Every week, I get an email from readers, friends and even colleagues asking which camera they should purchase. I don't even bother asking their budget -- nobody expects to spend more than 400 bucks on a point-and-shoot, and $650 is laughable. But I insist, regardless of how much money they've set aside, that they're gonna want to add a few more bills to the pile and pick up the RX100. I still use an NEX-5R for snapping hands-on videos, thanks to its powerful shotgun mic, but for nearly everything else, the RX100 is my go-to camera, and it should be yours, too.

Sony Cyber-shot DSC-RX1


IRL Sony's Cybershot DSCRX100 and the fullframe RX1

Now, if you thought $650 was a ridiculous sum for a compact camera, you're really going to get a kick out of the RX1. It'll cost you -- wait for it -- two thousand, eight hundred dollars. That's right, $2,800 -- there's a comma in that price tag. Why in the world would any such machine run you nearly three large? The full-frame sensor's to blame. Accommodating a 35mm sensor, the same chip that ships in Sony's a99 DSLR, in such a small housing meant going with a fixed 35mm lens. There's a maximum f/2 aperture, which, when paired up with the giant sensor, results in some incredibly shallow depth of field.

Whereas I'd recommend the RX100 to photojournalists, preteens and everyone in between, the RX1 simply isn't going to cut it for the vast majority of digital shooters. So, if you have boatloads of cash to burn and you have your heart set on the best of the best, that's not reason enough to spring for Sony's impressive engineering feat. If, however, you know exactly what you're after, this 24.7-megapixel stunner should keep your SD card, and your heart, full and warm.

If you've ever shot with a prime lens, you know what to expect here.

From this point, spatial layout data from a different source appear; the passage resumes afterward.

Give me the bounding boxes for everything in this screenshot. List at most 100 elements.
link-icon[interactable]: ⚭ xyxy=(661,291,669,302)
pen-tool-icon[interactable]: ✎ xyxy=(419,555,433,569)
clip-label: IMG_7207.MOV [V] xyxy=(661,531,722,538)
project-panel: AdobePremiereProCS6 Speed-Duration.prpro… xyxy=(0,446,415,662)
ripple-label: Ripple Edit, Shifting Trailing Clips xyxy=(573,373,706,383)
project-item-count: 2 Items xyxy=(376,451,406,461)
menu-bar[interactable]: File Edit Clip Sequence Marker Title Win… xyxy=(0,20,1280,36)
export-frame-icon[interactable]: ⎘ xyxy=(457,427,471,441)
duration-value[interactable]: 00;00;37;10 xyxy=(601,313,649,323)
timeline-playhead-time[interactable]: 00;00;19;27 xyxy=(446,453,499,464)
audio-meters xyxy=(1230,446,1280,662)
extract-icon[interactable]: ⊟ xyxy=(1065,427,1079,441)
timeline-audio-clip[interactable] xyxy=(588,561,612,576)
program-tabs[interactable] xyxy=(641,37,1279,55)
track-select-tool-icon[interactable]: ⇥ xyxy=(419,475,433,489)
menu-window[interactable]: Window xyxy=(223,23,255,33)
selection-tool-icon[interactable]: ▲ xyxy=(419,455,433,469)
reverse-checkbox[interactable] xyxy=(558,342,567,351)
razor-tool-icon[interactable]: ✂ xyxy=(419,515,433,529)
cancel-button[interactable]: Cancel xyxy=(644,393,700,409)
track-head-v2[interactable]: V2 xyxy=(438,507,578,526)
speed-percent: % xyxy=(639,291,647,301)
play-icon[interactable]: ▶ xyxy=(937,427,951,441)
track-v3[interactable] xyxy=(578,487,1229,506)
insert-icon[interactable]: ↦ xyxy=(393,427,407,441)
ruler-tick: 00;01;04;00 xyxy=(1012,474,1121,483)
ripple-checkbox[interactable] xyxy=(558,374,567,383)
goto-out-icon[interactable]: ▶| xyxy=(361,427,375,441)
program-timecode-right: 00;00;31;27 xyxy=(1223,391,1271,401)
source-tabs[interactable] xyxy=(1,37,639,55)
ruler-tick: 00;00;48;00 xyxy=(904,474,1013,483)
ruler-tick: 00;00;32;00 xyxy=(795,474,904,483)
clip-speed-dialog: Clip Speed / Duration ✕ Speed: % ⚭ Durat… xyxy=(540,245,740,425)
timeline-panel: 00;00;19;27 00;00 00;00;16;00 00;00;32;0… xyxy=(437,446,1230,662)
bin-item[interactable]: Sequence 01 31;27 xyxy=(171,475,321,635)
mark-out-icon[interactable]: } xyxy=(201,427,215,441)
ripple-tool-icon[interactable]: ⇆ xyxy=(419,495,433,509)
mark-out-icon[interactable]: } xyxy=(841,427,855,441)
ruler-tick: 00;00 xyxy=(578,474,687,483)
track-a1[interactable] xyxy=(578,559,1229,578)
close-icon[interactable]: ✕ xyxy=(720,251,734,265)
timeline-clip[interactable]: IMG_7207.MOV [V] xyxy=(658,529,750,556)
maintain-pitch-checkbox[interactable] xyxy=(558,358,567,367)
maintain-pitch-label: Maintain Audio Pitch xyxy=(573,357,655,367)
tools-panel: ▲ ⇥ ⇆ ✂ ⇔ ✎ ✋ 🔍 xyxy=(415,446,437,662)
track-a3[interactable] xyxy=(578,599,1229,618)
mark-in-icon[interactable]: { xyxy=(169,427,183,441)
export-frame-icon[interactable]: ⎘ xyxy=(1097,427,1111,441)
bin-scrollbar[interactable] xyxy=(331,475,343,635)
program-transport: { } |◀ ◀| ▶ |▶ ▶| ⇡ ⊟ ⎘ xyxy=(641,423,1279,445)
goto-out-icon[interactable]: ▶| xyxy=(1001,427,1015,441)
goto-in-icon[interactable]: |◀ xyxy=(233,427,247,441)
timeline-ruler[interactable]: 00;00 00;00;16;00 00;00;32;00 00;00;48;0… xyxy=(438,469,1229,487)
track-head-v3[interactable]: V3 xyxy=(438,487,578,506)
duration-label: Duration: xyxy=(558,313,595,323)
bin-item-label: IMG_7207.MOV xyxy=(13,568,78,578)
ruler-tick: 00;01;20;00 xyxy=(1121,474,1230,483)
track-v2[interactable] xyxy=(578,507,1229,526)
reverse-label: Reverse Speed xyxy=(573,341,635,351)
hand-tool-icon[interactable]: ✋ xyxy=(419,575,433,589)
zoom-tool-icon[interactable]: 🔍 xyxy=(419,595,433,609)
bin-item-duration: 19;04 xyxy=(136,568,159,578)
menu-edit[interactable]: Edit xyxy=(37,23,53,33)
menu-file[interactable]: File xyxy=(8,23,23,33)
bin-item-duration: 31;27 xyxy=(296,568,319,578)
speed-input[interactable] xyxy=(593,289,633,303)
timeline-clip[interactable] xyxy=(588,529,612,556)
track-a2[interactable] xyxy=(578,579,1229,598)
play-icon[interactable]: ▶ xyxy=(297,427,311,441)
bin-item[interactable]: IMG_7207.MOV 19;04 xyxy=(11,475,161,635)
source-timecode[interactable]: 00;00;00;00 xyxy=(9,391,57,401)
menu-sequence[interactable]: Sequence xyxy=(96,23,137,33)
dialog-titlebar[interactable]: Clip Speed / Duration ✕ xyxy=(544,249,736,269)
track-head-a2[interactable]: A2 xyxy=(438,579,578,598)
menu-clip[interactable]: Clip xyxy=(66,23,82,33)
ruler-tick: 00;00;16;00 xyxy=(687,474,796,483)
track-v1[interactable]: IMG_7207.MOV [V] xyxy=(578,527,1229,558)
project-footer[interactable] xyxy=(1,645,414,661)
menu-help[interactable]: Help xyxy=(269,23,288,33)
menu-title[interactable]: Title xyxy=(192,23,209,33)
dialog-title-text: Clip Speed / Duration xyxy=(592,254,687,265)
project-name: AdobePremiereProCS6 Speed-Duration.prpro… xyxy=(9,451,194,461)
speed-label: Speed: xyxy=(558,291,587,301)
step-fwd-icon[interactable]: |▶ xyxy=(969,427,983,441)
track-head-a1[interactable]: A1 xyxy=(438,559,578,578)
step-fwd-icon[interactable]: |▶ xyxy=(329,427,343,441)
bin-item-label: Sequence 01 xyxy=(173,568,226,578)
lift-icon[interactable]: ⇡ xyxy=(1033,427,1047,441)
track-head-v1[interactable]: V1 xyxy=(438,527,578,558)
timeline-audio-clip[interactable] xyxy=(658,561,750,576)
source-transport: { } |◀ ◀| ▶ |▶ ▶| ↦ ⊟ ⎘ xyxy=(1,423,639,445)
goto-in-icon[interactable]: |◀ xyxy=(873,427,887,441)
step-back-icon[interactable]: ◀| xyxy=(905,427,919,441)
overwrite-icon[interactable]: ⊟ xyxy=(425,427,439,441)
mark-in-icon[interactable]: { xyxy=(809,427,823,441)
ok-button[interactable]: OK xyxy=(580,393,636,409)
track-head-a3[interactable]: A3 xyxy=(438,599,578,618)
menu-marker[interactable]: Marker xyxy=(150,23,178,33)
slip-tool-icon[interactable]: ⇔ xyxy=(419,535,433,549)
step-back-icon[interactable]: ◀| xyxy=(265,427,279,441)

Since a weekend of shooting in NYC in winter isn't much fun, regardless of the camera around your neck, the RX1 and I hitched a ride to Hawaii for a long weekend of sand, sushi and sunsets. The RX100 spent most of that time in the hands of my girlfriend, who, I must add, is also head over heels in love with that thing. Yet, despite the superior specifications of my own solid shooter, I was often quite jealous of the shots she was able to achieve, thanks in no small part to the RX100's optical zoom.

Framing with a fixed lens is incredibly challenging, and while I was up to the task, as a casual photographer, I can't say it enriched my experience enough to warrant unloading an extra two grand of hard-earned cash. Close-up shots required switching the lens to macro mode and getting incredibly close to my subject, rather than flipping the zoom toggle and maintaining a safe distance. A new perspective at sunset meant walking hundreds of feet, often into the water, in order to avoid snagging lampposts and other unsightly elements. If you've ever shot with a prime lens, you know what to expect here.

On the other hand, the dedicated aperture ring and exposure compensation dial were incredibly useful, and, with the proper accessories, I could make very good use of the full-size hot shoe on top. Similarly, the full-frame sensor enabled low-light captures that would have yielded a fair amount of noise if shot on the RX100, and much of the time, I did appreciate having such a shallow depth of field at my disposal. Still, my RX100 experience set the bar very, very high for the RX1, and as much as I may not want to admit it, I'm enthusiastically shipping this short-term loaner back off to Sony, feeling a tad bit defeated by the almighty full-frame compact.